If you have gone through the previous stages thoroughly, membership recruitment should flow naturally out of work you have already done. A good communications strategy will keep potential member organisations up to date with your progress. Developing your business plan will have involved you deciding on membership criteria and a recruitment process, ie which organisations will be eligible to be members and how you will recruit and vet them.

Outcomes for this stage

  • You will have launched your consortium to your target membership market.
  • You will have put in place a system for vetting members against membership criteria, and any other systems necessary for ensuring that you get the right organisations joining.

Key activities for this stage

  1. Develop application forms for distribution along with the membership prospectus.
  2. Hold a launch event for your consortium. It is a good idea to invite commissioners along to this, and to use the opportunity to explain how your consortium works.
  3. Put in place a system for reviewing applications against membership criteria. Be aware that you might need to be asking for supporting documentation, such as constitutions and articles of association. If so this can be a resource intensive process.
  4. Recruit a panel to make decisions on membership. Most membership panels operate remotely after an initial meeting. There are often a lot of applications in response to an initial recruitment drive, then the numbers typically fall off.
  5. Ensure that membership panel members are signed up to a confidentiality or mutual non-disclosure agreement, as they will be reviewing commercially sensitive information.
  6. Write your membership process up into a membership prospectus (see templates below). In addition to clearly setting out your criteria and processes for membership, this prospectus will become a useful marketing tool. 

Membership structures

Most voluntary sector consortia have a two-tier membership structure.

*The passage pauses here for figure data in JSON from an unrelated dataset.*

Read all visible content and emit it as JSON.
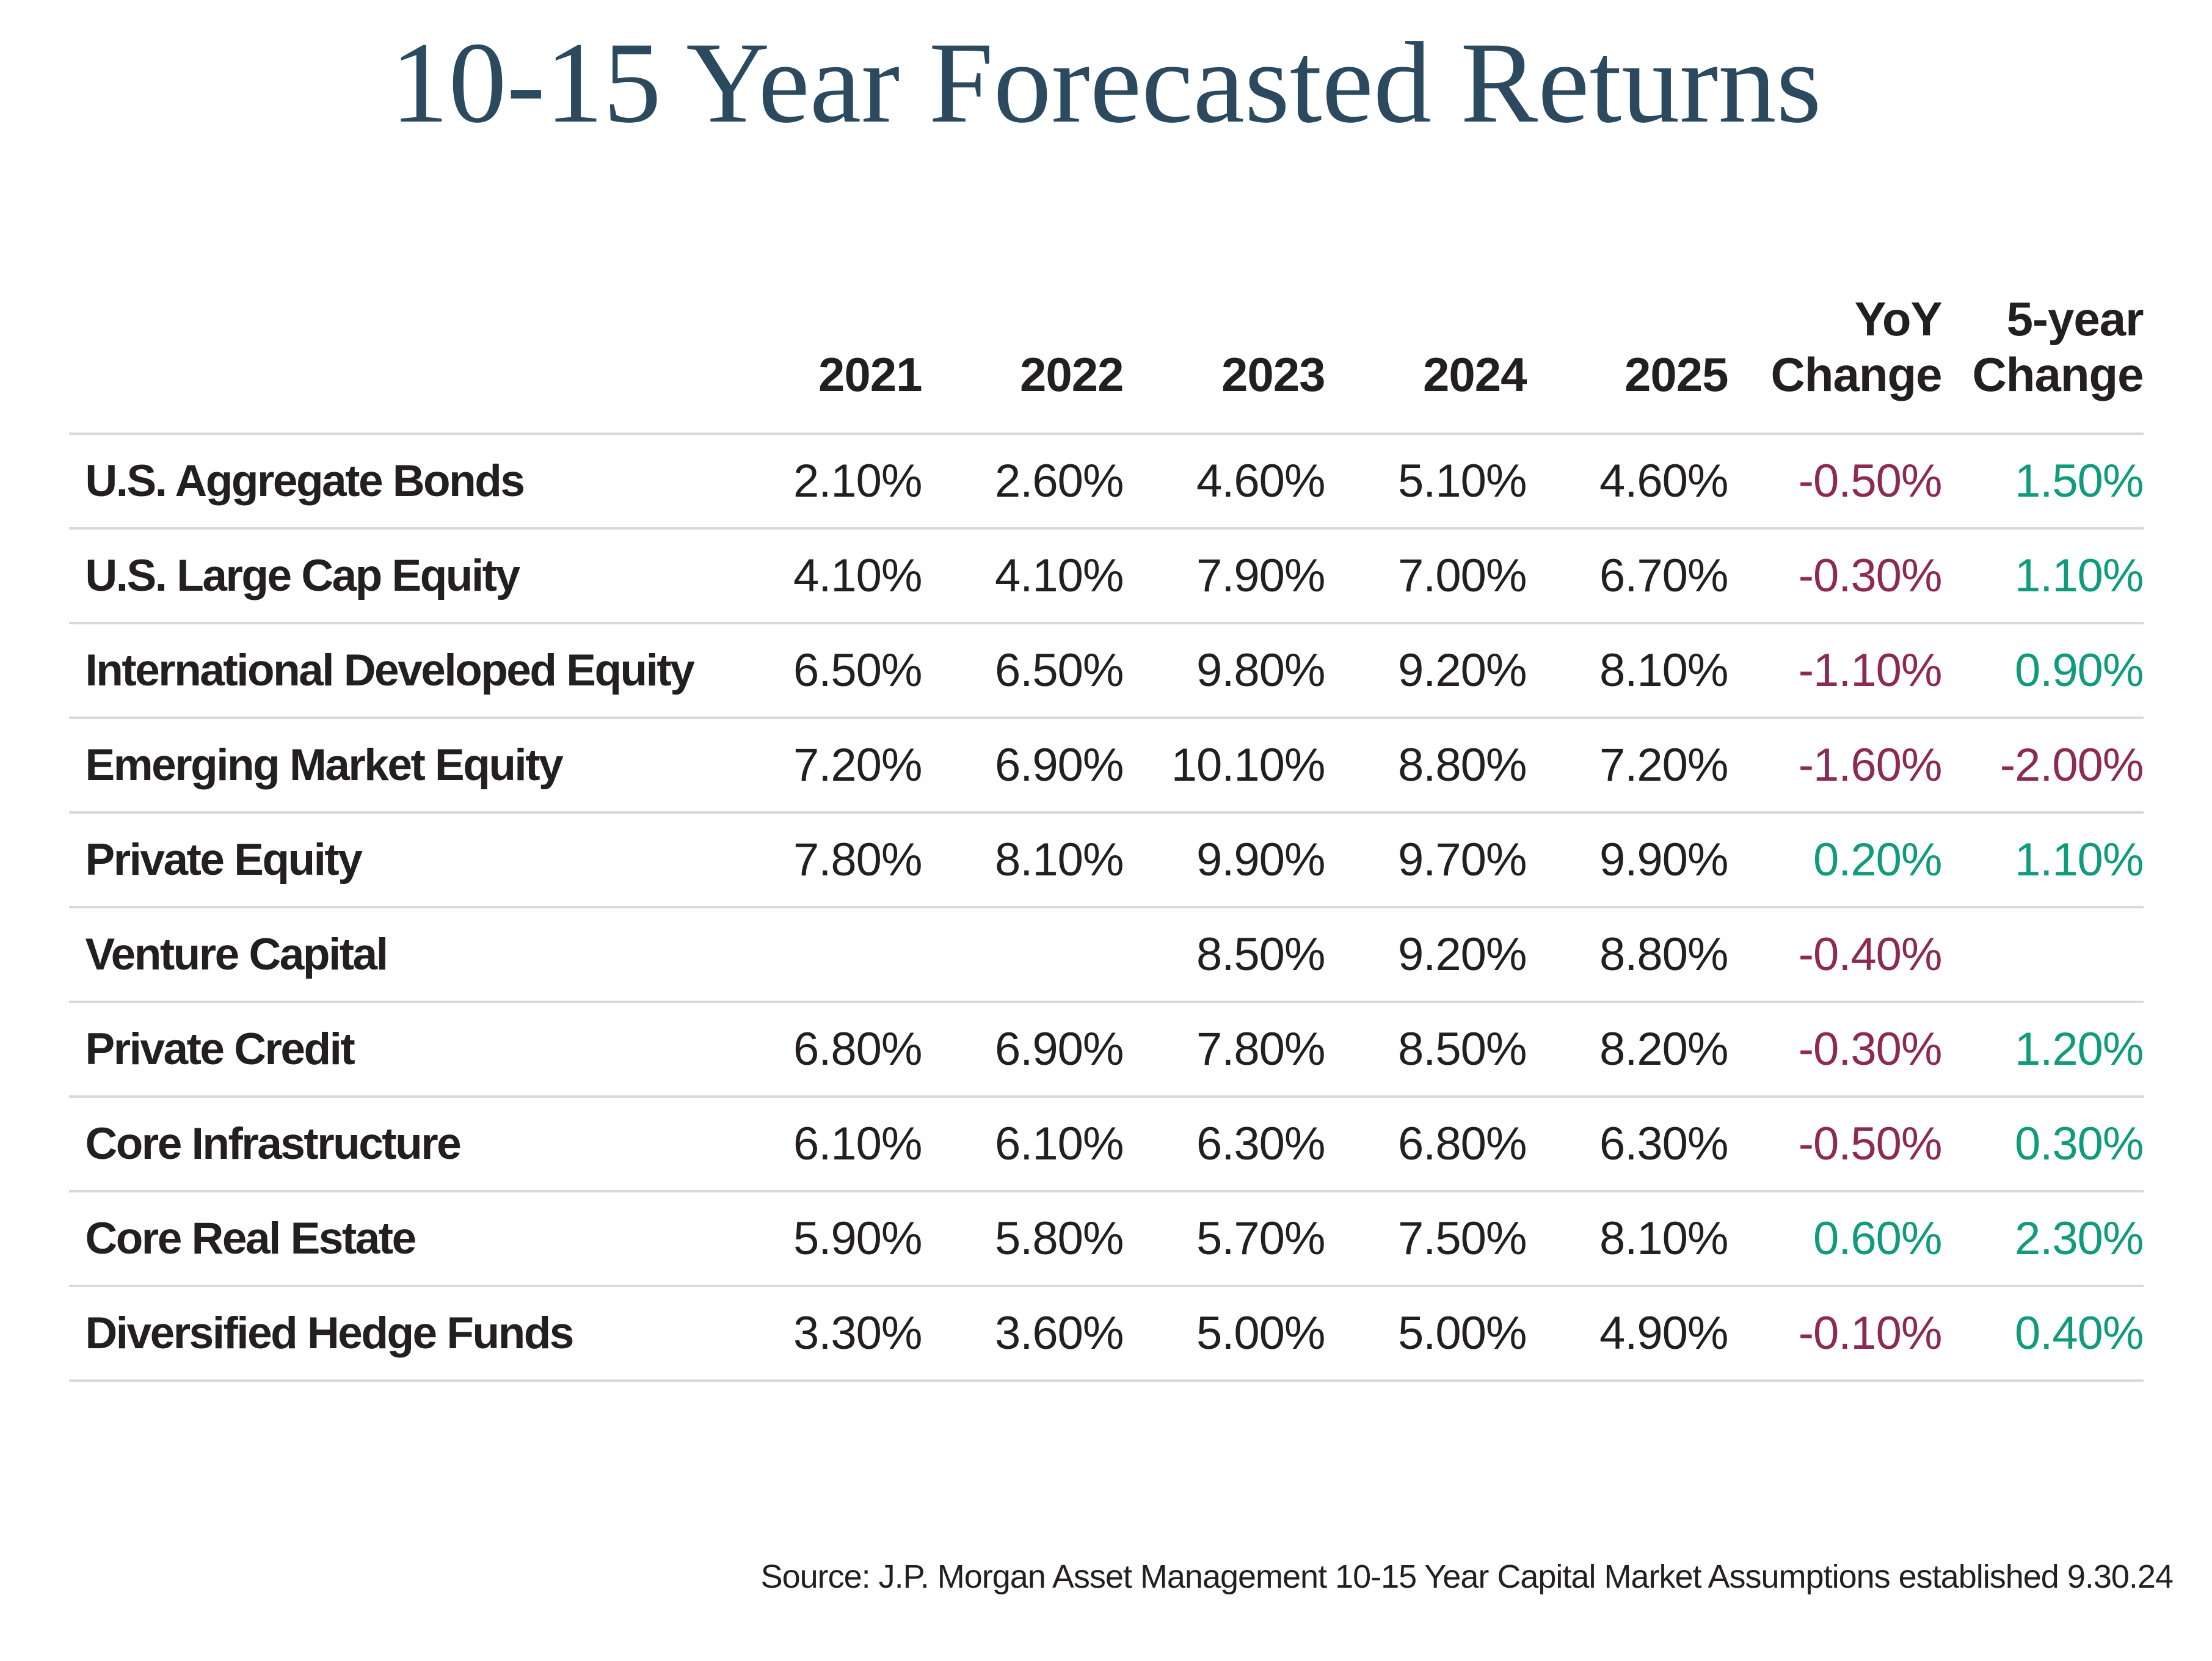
{
  "title": "10-15 Year Forecasted Returns",
  "header": {
    "asset": "",
    "yoy_line1": "YoY",
    "yoy_line2": "Change",
    "fiveyear_line1": "5-year",
    "fiveyear_line2": "Change"
  },
  "source": "Source: J.P. Morgan Asset Management 10-15 Year Capital Market Assumptions established 9.30.24",
  "colors": {
    "title": "#2c4a5f",
    "text": "#231f20",
    "positive": "#0f9b7c",
    "negative": "#8d2a54",
    "divider": "#d9d9d9"
  },
  "chart_data": {
    "type": "table",
    "title": "10-15 Year Forecasted Returns",
    "columns": [
      "2021",
      "2022",
      "2023",
      "2024",
      "2025",
      "YoY Change",
      "5-year Change"
    ],
    "rows": [
      {
        "label": "U.S. Aggregate Bonds",
        "values": [
          "2.10%",
          "2.60%",
          "4.60%",
          "5.10%",
          "4.60%",
          "-0.50%",
          "1.50%"
        ]
      },
      {
        "label": "U.S. Large Cap Equity",
        "values": [
          "4.10%",
          "4.10%",
          "7.90%",
          "7.00%",
          "6.70%",
          "-0.30%",
          "1.10%"
        ]
      },
      {
        "label": "International Developed Equity",
        "values": [
          "6.50%",
          "6.50%",
          "9.80%",
          "9.20%",
          "8.10%",
          "-1.10%",
          "0.90%"
        ]
      },
      {
        "label": "Emerging Market Equity",
        "values": [
          "7.20%",
          "6.90%",
          "10.10%",
          "8.80%",
          "7.20%",
          "-1.60%",
          "-2.00%"
        ]
      },
      {
        "label": "Private Equity",
        "values": [
          "7.80%",
          "8.10%",
          "9.90%",
          "9.70%",
          "9.90%",
          "0.20%",
          "1.10%"
        ]
      },
      {
        "label": "Venture Capital",
        "values": [
          "",
          "",
          "8.50%",
          "9.20%",
          "8.80%",
          "-0.40%",
          ""
        ]
      },
      {
        "label": "Private Credit",
        "values": [
          "6.80%",
          "6.90%",
          "7.80%",
          "8.50%",
          "8.20%",
          "-0.30%",
          "1.20%"
        ]
      },
      {
        "label": "Core Infrastructure",
        "values": [
          "6.10%",
          "6.10%",
          "6.30%",
          "6.80%",
          "6.30%",
          "-0.50%",
          "0.30%"
        ]
      },
      {
        "label": "Core Real Estate",
        "values": [
          "5.90%",
          "5.80%",
          "5.70%",
          "7.50%",
          "8.10%",
          "0.60%",
          "2.30%"
        ]
      },
      {
        "label": "Diversified Hedge Funds",
        "values": [
          "3.30%",
          "3.60%",
          "5.00%",
          "5.00%",
          "4.90%",
          "-0.10%",
          "0.40%"
        ]
      }
    ],
    "source": "Source: J.P. Morgan Asset Management 10-15 Year Capital Market Assumptions established 9.30.24"
  }
}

  • Full members are those that are contract-ready.
  • Associate members are those that require some development before they can take part in a bid.

For associate members there is usually a plan in place to support them to become contract-ready.

There should also be the possibility for the consortium to engage with very small organisations, even unincorporated associations. The consortium can remunerate them for the delivery of small-scale but nonetheless crucial activities (eg reach and engagement activities within ‘hard-to-reach’ communities) without the need for them to become consortium members and having the burden of going through the membership process. This would involve light touch, non-contracting payment methods, such as spot purchasing and payment on invoice.

A consortium can also subcontract to organisations outside of the membership, including national charities and private-sector organisations. Those organisations do not need to be consortium members and obviously would not have access to the benefits derived from consortium membership.